Through her own journey to independence, a road that has been rife with adversity, Fatema turned to working in television as an outlet to facilitate discussions on equality. She landed a job at Baghch-e-Simsim, Afghanistan's version of Sesame Street. The children’s show, she believes, can be extremely influential in the fight for gender equality, because it demonstrates that many of the roles that are traditionally held by men can be gender neutral. "Having women and girls in regular roles isn't normal in Afghanistan," said Fatema, "but we have that on Sesame Street. We want to show children that they are important, they are not inferior beings. And women, mothers who are watching with their children can see that, too.”

Baghch-e-Simsim debuted in Afghanistan in late 2011 with the belief that children’s education can shape a country’s future, and that the skills and values communicated on the show are crucial to the next generation’s success. With support from the U.S. Department of State, the program promotes literacy, math and life lessons to millions of children throughout Afghanistan. It is also emphasizing the importance of education for girls and trying to raise cultural awareness about this important issue.

These goals mirror Fatema's, as she has worked to overcome significant personal hardships in an effort to move outside of the country’s traditional roles of wife and mother. She tells of a party at her house that she had no input in planning. “I found out it was my engagement party to my cousin," she says with a small laugh. "But I refused to marry him. My father was so mad; no one understood how I could say no." In all, Fatema has refused to be married three times.

For Fatema, this wasn't a lifestyle she was willing to accept. “In Afghanistan, men choose everything [for women], even their clothes,” she says. Despite the pressure, Fatema has rejected a subservient role; her family is now more accepting of her desire to break the mold of the traditional Afghan woman. Asked how she managed to gain this acceptance when so many other young women have failed, she simply says: "You have to be strong to change things."

While at Baghch-e-Simsim, Fatema also began working as a dubbing artist at the popular television station, Tolo TV, one of Afghanistan’s first commercial television stations. Through the station, which broadcasts across Afghanistan and can be seen across the Middle East and in Europe, Fatema was one of two media professionals chosen to participate in SCA’s Summer Program. She is the first woman Tolo TV has ever chosen for the program, a major triumph that brings hope to more women in independent roles.

Fatema also strongly believes that media can be a strong agent for gender equality in Afghanistan, noting television and other entertainment as strong outlets for change. "Entertainment can bring changes," she explains emphatically. "Even game shows. Having women get to play is a big leap, just having them there at all."

Fatema on the set of Baghch-e-Simsim

She believes that Baghch-e-Simsim is making its mark. "If we can change the minds of children now, maybe it will be better when they are older," she says. Through a seemingly uncomplicated children’s program, the groundwork is being laid to demonstrate the importance of gender equality to the new generation. 

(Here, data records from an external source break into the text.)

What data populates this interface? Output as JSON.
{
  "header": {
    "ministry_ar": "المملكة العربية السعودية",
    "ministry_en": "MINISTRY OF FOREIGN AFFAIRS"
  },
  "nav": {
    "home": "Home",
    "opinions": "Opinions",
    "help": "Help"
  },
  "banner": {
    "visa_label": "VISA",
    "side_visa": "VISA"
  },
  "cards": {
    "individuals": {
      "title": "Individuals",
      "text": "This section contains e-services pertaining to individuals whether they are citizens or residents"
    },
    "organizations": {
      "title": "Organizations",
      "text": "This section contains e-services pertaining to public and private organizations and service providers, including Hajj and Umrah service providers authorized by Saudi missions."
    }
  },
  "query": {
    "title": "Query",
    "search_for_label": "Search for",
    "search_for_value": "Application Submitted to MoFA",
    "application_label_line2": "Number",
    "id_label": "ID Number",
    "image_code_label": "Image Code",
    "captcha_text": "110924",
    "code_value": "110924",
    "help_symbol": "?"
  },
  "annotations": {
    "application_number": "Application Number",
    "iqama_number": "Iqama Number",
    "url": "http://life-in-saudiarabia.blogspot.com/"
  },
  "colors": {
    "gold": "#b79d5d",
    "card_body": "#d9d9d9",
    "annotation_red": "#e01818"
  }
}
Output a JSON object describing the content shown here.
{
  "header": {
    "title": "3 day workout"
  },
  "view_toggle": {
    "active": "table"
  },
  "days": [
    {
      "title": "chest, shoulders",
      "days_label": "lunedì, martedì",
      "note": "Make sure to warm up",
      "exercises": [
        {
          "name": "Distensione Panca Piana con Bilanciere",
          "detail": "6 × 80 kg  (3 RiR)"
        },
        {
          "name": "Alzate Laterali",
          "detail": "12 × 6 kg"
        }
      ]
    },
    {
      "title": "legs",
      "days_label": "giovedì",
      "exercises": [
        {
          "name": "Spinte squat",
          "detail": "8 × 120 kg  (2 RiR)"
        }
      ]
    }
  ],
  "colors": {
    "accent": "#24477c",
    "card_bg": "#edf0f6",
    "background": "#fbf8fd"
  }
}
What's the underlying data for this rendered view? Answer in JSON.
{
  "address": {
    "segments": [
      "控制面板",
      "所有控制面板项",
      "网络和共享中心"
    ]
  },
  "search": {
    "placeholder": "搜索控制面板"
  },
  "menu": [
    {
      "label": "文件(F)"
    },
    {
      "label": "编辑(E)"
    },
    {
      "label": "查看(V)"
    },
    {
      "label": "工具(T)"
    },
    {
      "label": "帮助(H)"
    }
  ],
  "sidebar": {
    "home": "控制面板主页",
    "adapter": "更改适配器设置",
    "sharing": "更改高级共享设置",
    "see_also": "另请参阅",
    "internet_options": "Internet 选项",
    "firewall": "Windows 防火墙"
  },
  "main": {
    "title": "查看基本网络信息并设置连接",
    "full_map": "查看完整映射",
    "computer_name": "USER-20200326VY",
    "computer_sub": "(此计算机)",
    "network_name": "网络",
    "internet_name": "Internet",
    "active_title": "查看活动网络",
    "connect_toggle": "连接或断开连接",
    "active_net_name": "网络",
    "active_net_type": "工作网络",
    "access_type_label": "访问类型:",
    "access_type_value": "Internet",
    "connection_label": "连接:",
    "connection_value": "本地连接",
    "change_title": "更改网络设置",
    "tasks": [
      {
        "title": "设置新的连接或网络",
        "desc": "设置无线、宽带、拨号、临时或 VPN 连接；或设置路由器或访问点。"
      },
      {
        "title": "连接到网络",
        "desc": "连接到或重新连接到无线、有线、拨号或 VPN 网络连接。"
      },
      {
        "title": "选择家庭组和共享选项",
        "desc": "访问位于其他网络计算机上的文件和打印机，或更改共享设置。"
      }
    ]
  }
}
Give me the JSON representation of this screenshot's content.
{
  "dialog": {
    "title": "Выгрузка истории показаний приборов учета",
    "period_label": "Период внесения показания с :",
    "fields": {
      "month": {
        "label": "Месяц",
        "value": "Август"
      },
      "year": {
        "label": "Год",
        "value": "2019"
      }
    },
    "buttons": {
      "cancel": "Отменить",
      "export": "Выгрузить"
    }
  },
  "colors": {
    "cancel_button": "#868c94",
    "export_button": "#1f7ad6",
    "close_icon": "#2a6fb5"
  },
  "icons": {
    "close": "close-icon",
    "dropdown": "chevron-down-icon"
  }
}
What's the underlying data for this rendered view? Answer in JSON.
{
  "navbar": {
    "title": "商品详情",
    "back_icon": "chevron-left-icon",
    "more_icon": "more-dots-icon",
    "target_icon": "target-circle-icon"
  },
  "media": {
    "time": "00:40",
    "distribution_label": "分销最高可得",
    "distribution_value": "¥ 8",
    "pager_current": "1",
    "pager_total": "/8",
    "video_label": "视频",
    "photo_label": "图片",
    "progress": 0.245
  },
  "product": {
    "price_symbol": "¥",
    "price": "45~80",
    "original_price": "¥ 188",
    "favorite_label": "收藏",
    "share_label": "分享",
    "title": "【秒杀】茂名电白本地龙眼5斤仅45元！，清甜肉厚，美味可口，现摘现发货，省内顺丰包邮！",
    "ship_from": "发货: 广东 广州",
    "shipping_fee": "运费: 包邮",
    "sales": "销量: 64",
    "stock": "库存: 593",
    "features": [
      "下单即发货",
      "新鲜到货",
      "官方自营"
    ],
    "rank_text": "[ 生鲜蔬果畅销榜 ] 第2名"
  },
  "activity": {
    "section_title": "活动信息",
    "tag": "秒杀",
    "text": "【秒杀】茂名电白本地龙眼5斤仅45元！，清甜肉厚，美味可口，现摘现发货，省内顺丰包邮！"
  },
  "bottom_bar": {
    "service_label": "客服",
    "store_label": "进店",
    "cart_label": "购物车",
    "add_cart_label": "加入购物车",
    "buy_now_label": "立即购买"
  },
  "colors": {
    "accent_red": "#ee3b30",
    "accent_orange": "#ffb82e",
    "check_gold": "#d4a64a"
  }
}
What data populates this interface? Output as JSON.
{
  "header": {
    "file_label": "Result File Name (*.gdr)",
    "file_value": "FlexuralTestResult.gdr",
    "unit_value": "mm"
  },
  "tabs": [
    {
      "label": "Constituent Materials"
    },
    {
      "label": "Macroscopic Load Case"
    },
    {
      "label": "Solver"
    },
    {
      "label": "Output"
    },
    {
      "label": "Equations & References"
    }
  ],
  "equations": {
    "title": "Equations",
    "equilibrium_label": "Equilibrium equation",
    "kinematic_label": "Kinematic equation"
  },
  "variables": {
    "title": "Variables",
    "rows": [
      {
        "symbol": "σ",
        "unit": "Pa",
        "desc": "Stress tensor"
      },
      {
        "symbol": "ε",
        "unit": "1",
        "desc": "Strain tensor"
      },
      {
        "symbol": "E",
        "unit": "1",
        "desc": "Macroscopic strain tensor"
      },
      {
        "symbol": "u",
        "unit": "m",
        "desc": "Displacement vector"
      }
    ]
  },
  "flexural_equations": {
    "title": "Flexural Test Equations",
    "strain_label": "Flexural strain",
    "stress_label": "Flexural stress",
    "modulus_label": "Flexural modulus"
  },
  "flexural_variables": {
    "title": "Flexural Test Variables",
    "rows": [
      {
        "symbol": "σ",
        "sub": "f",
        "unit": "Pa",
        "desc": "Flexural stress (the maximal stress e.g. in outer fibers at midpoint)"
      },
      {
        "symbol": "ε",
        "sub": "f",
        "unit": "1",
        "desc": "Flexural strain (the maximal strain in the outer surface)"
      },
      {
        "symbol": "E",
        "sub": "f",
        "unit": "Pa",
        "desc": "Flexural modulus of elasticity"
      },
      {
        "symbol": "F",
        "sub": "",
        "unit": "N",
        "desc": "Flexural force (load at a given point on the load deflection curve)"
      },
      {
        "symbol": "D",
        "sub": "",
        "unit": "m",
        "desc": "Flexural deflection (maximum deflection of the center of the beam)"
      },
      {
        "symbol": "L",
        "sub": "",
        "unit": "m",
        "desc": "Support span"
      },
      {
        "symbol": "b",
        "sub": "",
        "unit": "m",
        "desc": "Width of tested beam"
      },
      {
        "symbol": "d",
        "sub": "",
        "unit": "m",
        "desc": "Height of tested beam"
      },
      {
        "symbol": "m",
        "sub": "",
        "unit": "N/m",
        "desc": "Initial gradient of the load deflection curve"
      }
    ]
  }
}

When asked if she might pursue a career in American television, Fatema was torn. After spending a summer learning the ins and outs of cinematography, editing, producing and more, it’s difficult to leave USC and the United States behind, she says. "I want to be here. There is a peace here. You go to sleep at night knowing you are safe.”

While tradition is deep-rooted and change is slow, Fatema is confident a better future is on the horizon. "I want to be the voice of Afghan women; I want to show we are not inferior, not lesser beings. Women make our country beautiful."